The Band-Gap Problem in Semiconductors Revisited: Effects of Core States and Many-Body Self-Consistency

TL;DR

This study uses all-electron, self-consistent GW calculations to reveal the significant influence of core states on the quasiparticle gap in semiconductors Si and Ge, challenging previous assumptions and improving theoretical accuracy.

Contribution

It introduces a new paradigm for ab initio quasiparticle theory by demonstrating the importance of core states and self-consistency in GW calculations for real materials.

Findings

Deep-core electrons significantly affect the GW gap in Si.

Neglecting core states can incorrectly predict Si as a semimetal.
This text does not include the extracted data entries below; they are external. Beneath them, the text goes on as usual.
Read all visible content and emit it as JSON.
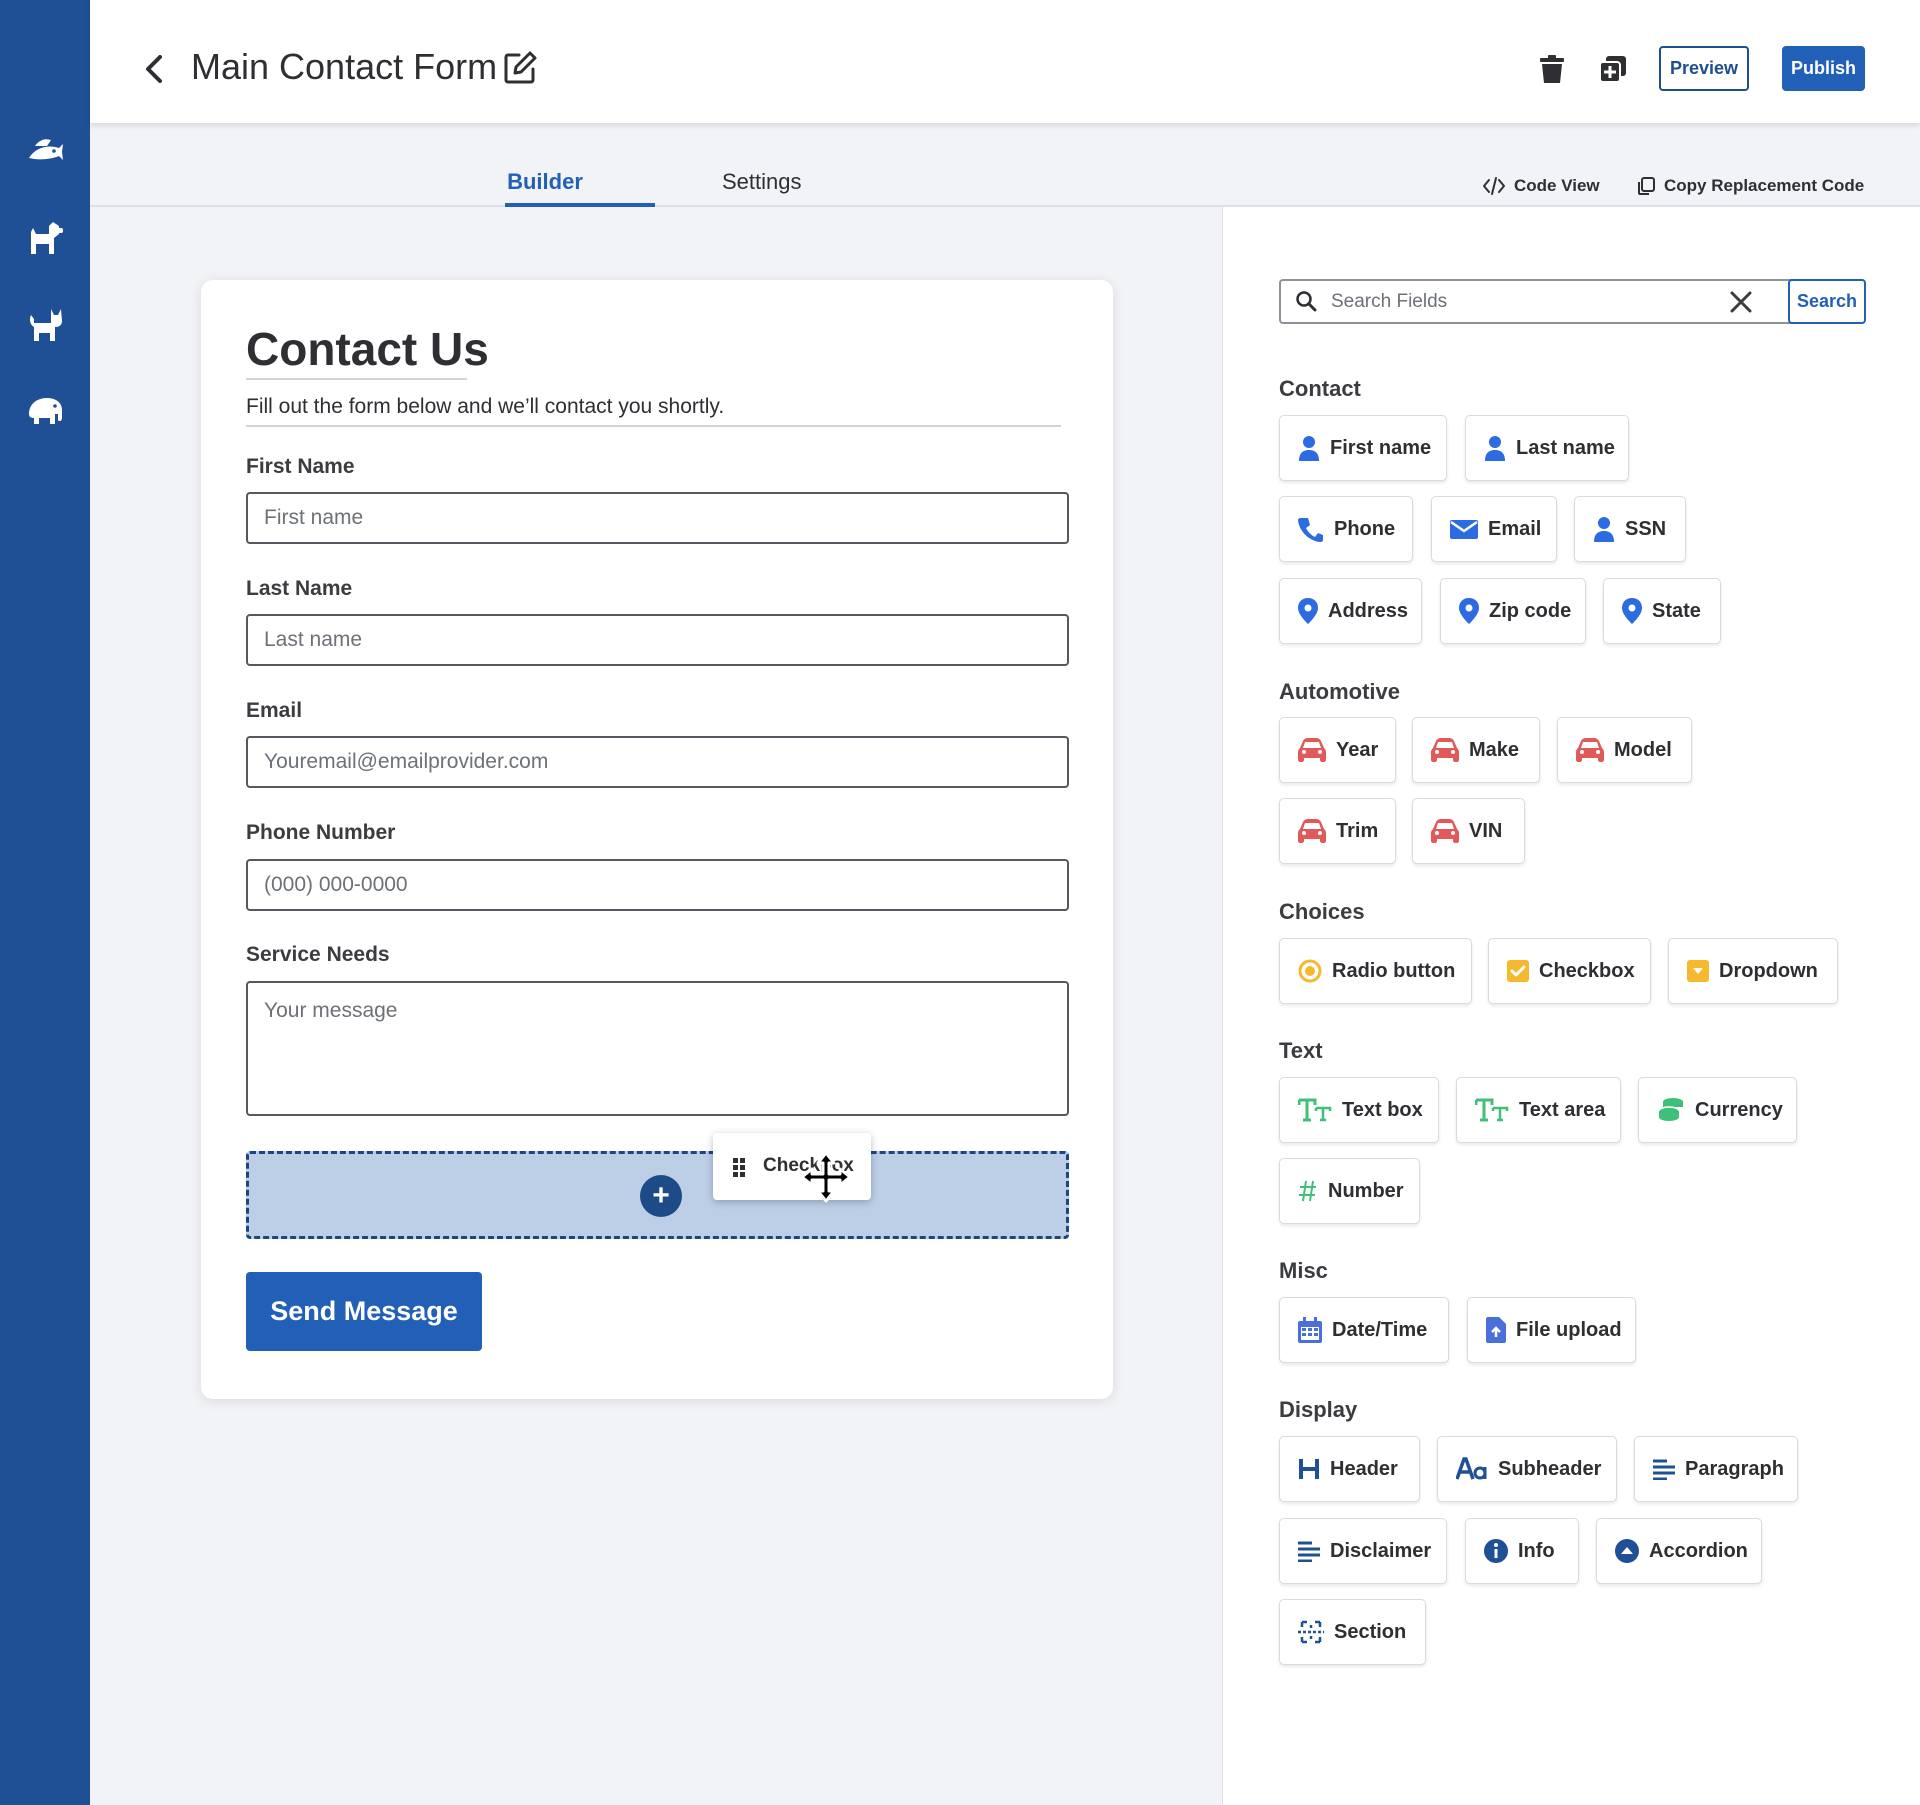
{
  "header": {
    "title": "Main Contact Form",
    "preview_label": "Preview",
    "publish_label": "Publish"
  },
  "nav_rail": {
    "icons": [
      "fish-icon",
      "dog-icon",
      "cat-icon",
      "elephant-icon"
    ]
  },
  "tabs": {
    "builder": "Builder",
    "settings": "Settings",
    "active": "Builder"
  },
  "tools": {
    "code_view": "Code View",
    "copy_code": "Copy Replacement Code"
  },
  "form": {
    "title": "Contact Us",
    "subtitle": "Fill out the form below and we’ll contact you shortly.",
    "fields": [
      {
        "label": "First Name",
        "placeholder": "First name"
      },
      {
        "label": "Last Name",
        "placeholder": "Last name"
      },
      {
        "label": "Email",
        "placeholder": "Youremail@emailprovider.com"
      },
      {
        "label": "Phone Number",
        "placeholder": "(000) 000-0000"
      },
      {
        "label": "Service Needs",
        "placeholder": "Your message"
      }
    ],
    "drop_plus": "+",
    "submit_label": "Send Message"
  },
  "drag": {
    "label": "Checkbox"
  },
  "search": {
    "placeholder": "Search Fields",
    "button_label": "Search"
  },
  "colors": {
    "brand": "#2160b6",
    "nav": "#1f5096",
    "contact_icon": "#2d6be0",
    "automotive_icon": "#e05a5a",
    "choices_icon": "#f6b82e",
    "text_icon": "#3fbf78",
    "misc_icon": "#4a6fd8",
    "display_icon": "#1f5096"
  },
  "categories": [
    {
      "name": "Contact",
      "items": [
        {
          "label": "First name",
          "icon": "person-icon"
        },
        {
          "label": "Last name",
          "icon": "person-icon"
        },
        {
          "label": "Phone",
          "icon": "phone-icon"
        },
        {
          "label": "Email",
          "icon": "envelope-icon"
        },
        {
          "label": "SSN",
          "icon": "person-icon"
        },
        {
          "label": "Address",
          "icon": "location-pin-icon"
        },
        {
          "label": "Zip code",
          "icon": "location-pin-icon"
        },
        {
          "label": "State",
          "icon": "location-pin-icon"
        }
      ]
    },
    {
      "name": "Automotive",
      "items": [
        {
          "label": "Year",
          "icon": "car-icon"
        },
        {
          "label": "Make",
          "icon": "car-icon"
        },
        {
          "label": "Model",
          "icon": "car-icon"
        },
        {
          "label": "Trim",
          "icon": "car-icon"
        },
        {
          "label": "VIN",
          "icon": "car-icon"
        }
      ]
    },
    {
      "name": "Choices",
      "items": [
        {
          "label": "Radio button",
          "icon": "radio-icon"
        },
        {
          "label": "Checkbox",
          "icon": "checkbox-icon"
        },
        {
          "label": "Dropdown",
          "icon": "dropdown-icon"
        }
      ]
    },
    {
      "name": "Text",
      "items": [
        {
          "label": "Text box",
          "icon": "text-size-icon"
        },
        {
          "label": "Text area",
          "icon": "text-size-icon"
        },
        {
          "label": "Currency",
          "icon": "coins-icon"
        },
        {
          "label": "Number",
          "icon": "hash-icon"
        }
      ]
    },
    {
      "name": "Misc",
      "items": [
        {
          "label": "Date/Time",
          "icon": "calendar-icon"
        },
        {
          "label": "File upload",
          "icon": "file-upload-icon"
        }
      ]
    },
    {
      "name": "Display",
      "items": [
        {
          "label": "Header",
          "icon": "heading-icon"
        },
        {
          "label": "Subheader",
          "icon": "font-aa-icon"
        },
        {
          "label": "Paragraph",
          "icon": "paragraph-icon"
        },
        {
          "label": "Disclaimer",
          "icon": "align-left-icon"
        },
        {
          "label": "Info",
          "icon": "info-icon"
        },
        {
          "label": "Accordion",
          "icon": "accordion-icon"
        },
        {
          "label": "Section",
          "icon": "section-icon"
        }
      ]
    }
  ]
}
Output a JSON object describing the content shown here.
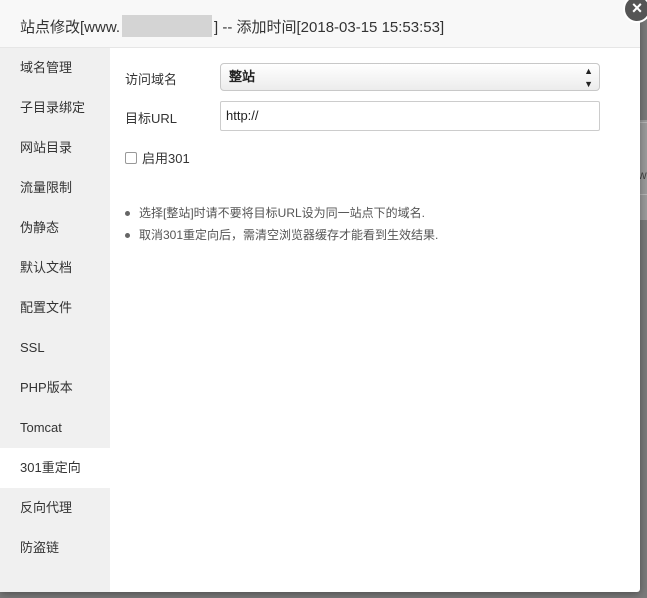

Self-consistency enhances the accuracy of quasiparticle gaps and lifetimes.

Abstract

A novel picture of the quasiparticle (QP) gap in prototype semiconductors Si and Ge emerges from an analysis based on all-electron, self-consistent, GW calculations. The deep-core electrons are shown to play a key role via the exchange diagram --if this effect is neglected, Si becomes a semimetal. Contrary to current lore, the Ge 3d semicore states (e.g., their polarization) have no impact on the GW gap. Self-consistency improves the calculated gaps --a first clear-cut success story for the Baym-Kadanoff method in the study of real-materials spectroscopy; it also has a significant impact on the QP lifetimes. Our results embody a new paradigm for ab initio QP theory.